MISO developed three transmission designs to move the wind. One is a 345-kV design, which is entirely alternating current. One is a 765-kV design, which is also entirely AC and the third is a 345-kV design, which combines AC lines with high-voltage direct-current lines. Each design was evaluated for its ability to deliver wind generation while maintaining system reliability. They have also been evaluated economically to determine which design provides the most cost efficient dispatch of resources across MISO’s footprint.
To learn more about the final economic portion of the study and the three overlays studied, please see the Final RGOS Report at the link below:
https://www.midwestiso.org/Library/Repository/Study/RGOS/Regional Generation Outlet Study.pdf
We, along with co-sponsors Electric Transmission America, a transmission joint venture between subsidiaries of American Electric Power and MidAmerican Energy Holdings Co., Exelon Corp., NorthWestern Energy, Xcel Energy, and MidAmerican Energy Co., a subsidiary of MidAmerican Energy Holdings Co., performed a comprehensive study of the transmission needed in the Upper Midwest to ensure reliability and support renewable energy development for transport to population and electricity load centers. The study was completed in two phases, a reliability analysis phase and an economic analysis phase.
Phase 1 of the study evaluated the reliability of various alternatives designed to move 56.8 GW of wind generation capacity. The 56.8 GW of wind generation capacity generally reflects a federal Renewable Portfolio Standard requirement of 20 percent for all states in the SMART Study footprint. Adjustments were made for states with approved RPS requirements or goals in excess of 20 percent. At the conclusion of Phase 1, three alternatives were recommended for further study based on a rigorous reliability assessment and stakeholder input. One alternative is primarily 765-kV extra-high voltage transmission, another includes 765-kV combined with limited use of high-voltage direct-current transmission lines, while the third constitutes a combination of both 345-kV and 765-kV transmission lines.
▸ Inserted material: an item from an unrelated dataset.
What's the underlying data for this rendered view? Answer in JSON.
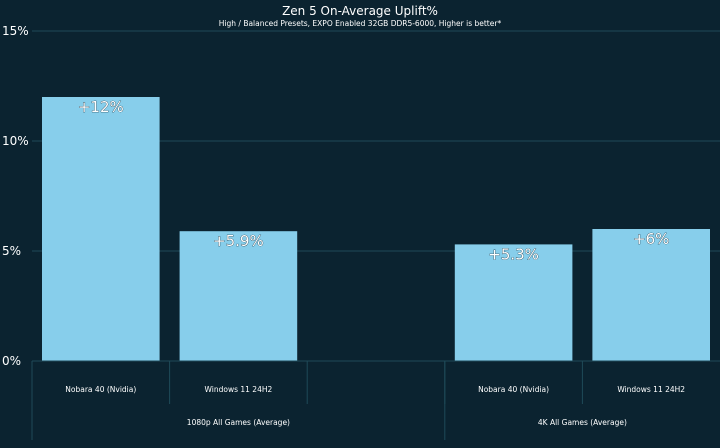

The results of Phase 2, completed in 2010, indicate that two alternatives have substantially similar economic and environmental performance as well as abilities to reliably deliver wind generation. Both the Phase 1 and Phase 2 reports can be downloaded at www.smartstudy.biz.
- Eastern Interconnection Planning Collaborative (EIPC)
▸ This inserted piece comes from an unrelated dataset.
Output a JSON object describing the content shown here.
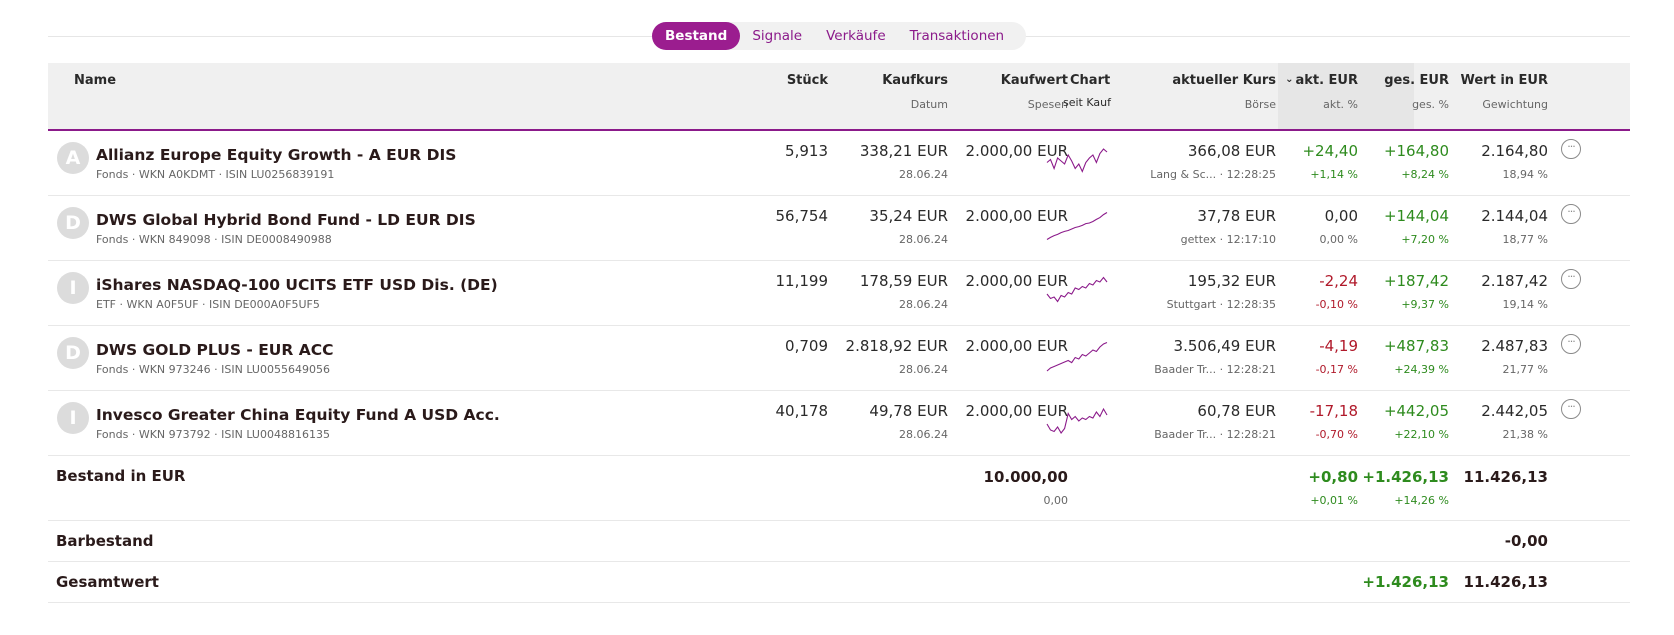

We are among the NERC-registered Planning Authorities in the Eastern Interconnection that form the Eastern Interconnection Planning Collaborative. The EIPC group consists of 26 Planning Authorities, working with the Department of Energy, formed to develop conceptual Eastern Interconnection-wide transmission plans. The DOE has granted an award for $16 million to the group to develop transmission expansion options for the Eastern Interconnection under different scenarios. A Stakeholder Steering Committee with representatives from state regulatory bodies, transmission owners, generation owners (including renewables), end users, demand-side businesses, other suppliers, transmission-dependent utilities, public power entities and non-governmental entities has been established. They have developed eight macro-economic futures. Ultimately, three scenarios will be used to develop detailed transmission expansion options. Initial modeling results for many of the futures are available at http://www.eipconline.com/Modeling_Results.html. The project is being done in two phases and will continue through 2012, when interregional transmission options will be developed and analyzed along with a final report. We are an active participant in the EIPC and are one of eight sub-awardees of the DOE funding grant.